Cyber . 20/09/2026, 10:34 WIB
Penulis : Makruf | Editor : Makruf
Karena itu, anggapan bahwa Google Maps membutuhkan CCTV di setiap persimpangan untuk mengetahui kemacetan tidak tepat.
Kamera dan citra memang memiliki fungsi penting dalam ekosistem pemetaan. Street View, citra satelit, serta sumber visual lainnya antara lain membantu Google memahami bentuk jalan dan berbagai karakteristik lingkungan.
Namun, untuk informasi kepadatan lalu lintas real-time, salah satu sumber utamanya justru berasal dari data perjalanan yang dikumpulkan secara agregat.
Secara sederhana, kendaraan dan ponsel pengguna dapat bertindak seperti kumpulan sensor bergerak.
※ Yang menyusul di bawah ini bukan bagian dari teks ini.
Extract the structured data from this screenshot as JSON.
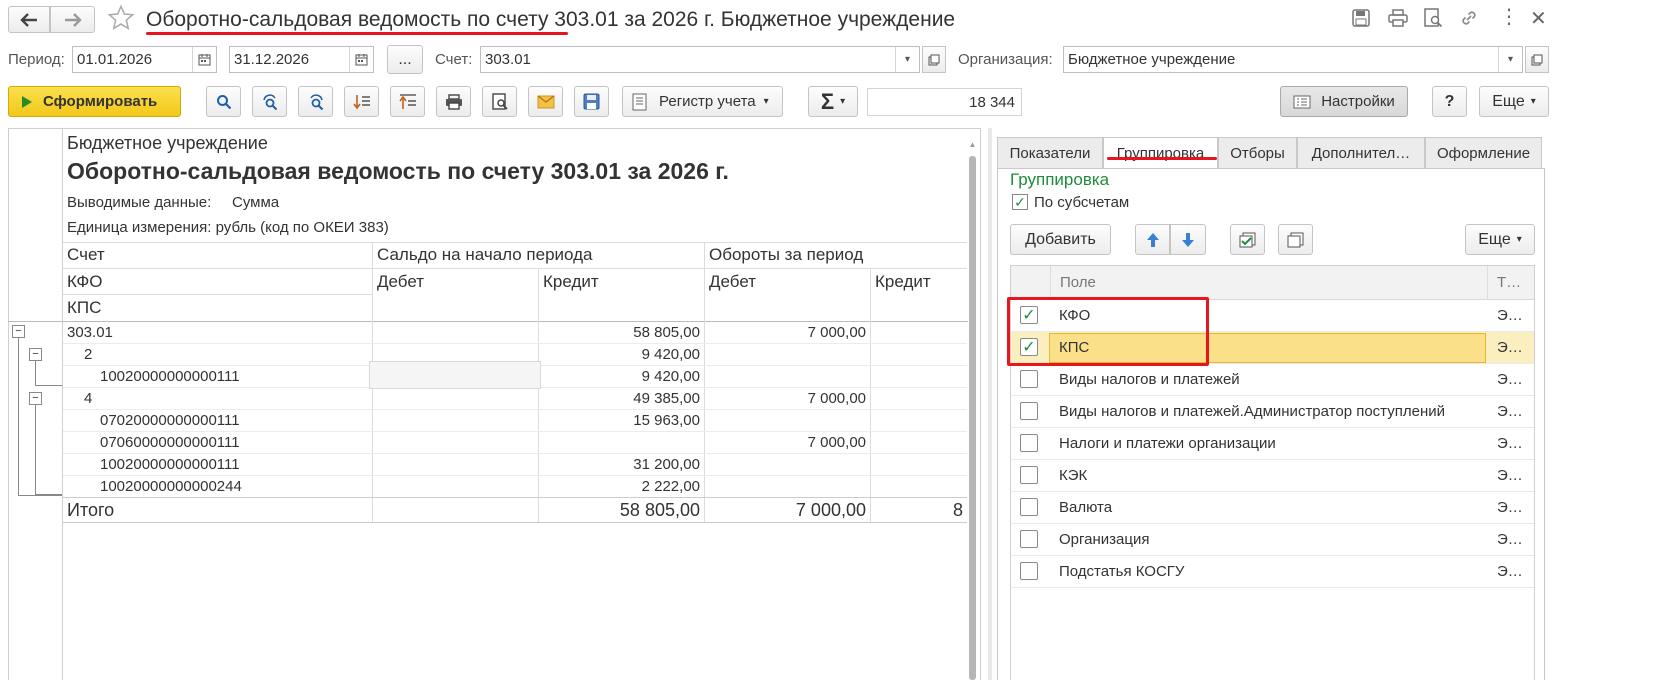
{
  "window": {
    "title": "Оборотно-сальдовая ведомость по счету 303.01 за 2026 г. Бюджетное учреждение"
  },
  "filters": {
    "period_label": "Период:",
    "period_from": "01.01.2026",
    "period_to": "31.12.2026",
    "ellipsis": "...",
    "account_label": "Счет:",
    "account_value": "303.01",
    "org_label": "Организация:",
    "org_value": "Бюджетное учреждение"
  },
  "toolbar": {
    "generate": "Сформировать",
    "register": "Регистр учета",
    "sigma": "Σ",
    "sum_value": "18 344",
    "settings": "Настройки",
    "help": "?",
    "more": "Еще"
  },
  "report": {
    "org": "Бюджетное учреждение",
    "title": "Оборотно-сальдовая ведомость по счету 303.01 за 2026 г.",
    "output_label": "Выводимые данные:",
    "output_value": "Сумма",
    "unit": "Единица измерения: рубль (код по ОКЕИ 383)",
    "headers": {
      "account": "Счет",
      "kfo": "КФО",
      "kps": "КПС",
      "opening": "Сальдо на начало периода",
      "turnover": "Обороты за период",
      "debit1": "Дебет",
      "credit1": "Кредит",
      "debit2": "Дебет",
      "credit2": "Кредит"
    },
    "rows": [
      {
        "name": "303.01",
        "credit": "58 805,00",
        "debit2": "7 000,00"
      },
      {
        "name": "2",
        "credit": "9 420,00",
        "debit2": ""
      },
      {
        "name": "10020000000000111",
        "credit": "9 420,00",
        "debit2": ""
      },
      {
        "name": "4",
        "credit": "49 385,00",
        "debit2": "7 000,00"
      },
      {
        "name": "07020000000000111",
        "credit": "15 963,00",
        "debit2": ""
      },
      {
        "name": "07060000000000111",
        "credit": "",
        "debit2": "7 000,00"
      },
      {
        "name": "10020000000000111",
        "credit": "31 200,00",
        "debit2": ""
      },
      {
        "name": "10020000000000244",
        "credit": "2 222,00",
        "debit2": ""
      }
    ],
    "total": {
      "label": "Итого",
      "credit": "58 805,00",
      "debit2": "7 000,00",
      "credit2": "8"
    }
  },
  "settings_panel": {
    "tabs": [
      "Показатели",
      "Группировка",
      "Отборы",
      "Дополнител…",
      "Оформление"
    ],
    "section_title": "Группировка",
    "by_subaccounts": "По субсчетам",
    "add": "Добавить",
    "more": "Еще",
    "col_field": "Поле",
    "col_type": "Т…",
    "fields": [
      {
        "name": "КФО",
        "checked": true,
        "type": "Э…"
      },
      {
        "name": "КПС",
        "checked": true,
        "type": "Э…"
      },
      {
        "name": "Виды налогов и платежей",
        "checked": false,
        "type": "Э…"
      },
      {
        "name": "Виды налогов и платежей.Администратор поступлений",
        "checked": false,
        "type": "Э…"
      },
      {
        "name": "Налоги и платежи организации",
        "checked": false,
        "type": "Э…"
      },
      {
        "name": "КЭК",
        "checked": false,
        "type": "Э…"
      },
      {
        "name": "Валюта",
        "checked": false,
        "type": "Э…"
      },
      {
        "name": "Организация",
        "checked": false,
        "type": "Э…"
      },
      {
        "name": "Подстатья КОСГУ",
        "checked": false,
        "type": "Э…"
      }
    ]
  },
  "colors": {
    "accent_green": "#1e8c3a",
    "highlight_red": "#e8141e",
    "selected_row": "#fbe9a9",
    "generate_yellow": "#f5d32a"
  }
}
Jika ribuan kendaraan menggunakan jalan sambil membawa perangkat yang menghasilkan data perjalanan, sistem memperoleh gambaran mengenai kecepatan arus kendaraan tanpa harus memasang kamera pada setiap ruas.
Kemampuan Google Maps mengetahui kemacetan merupakan contoh penerapan big data, GPS, pemrosesan data real-time, dan kecerdasan buatan dalam kehidupan sehari-hari.
Sistem menggabungkan data perjalanan pengguna, kecepatan kendaraan secara agregat, pola lalu lintas historis, laporan insiden, serta sumber informasi tambahan untuk memperkirakan keadaan jalan.
Karena itu, ketika sebuah jalan mendadak berubah dari hijau menjadi merah di Google Maps, perubahan tersebut tidak selalu terjadi karena sebuah kamera sedang mengawasi jalan tersebut.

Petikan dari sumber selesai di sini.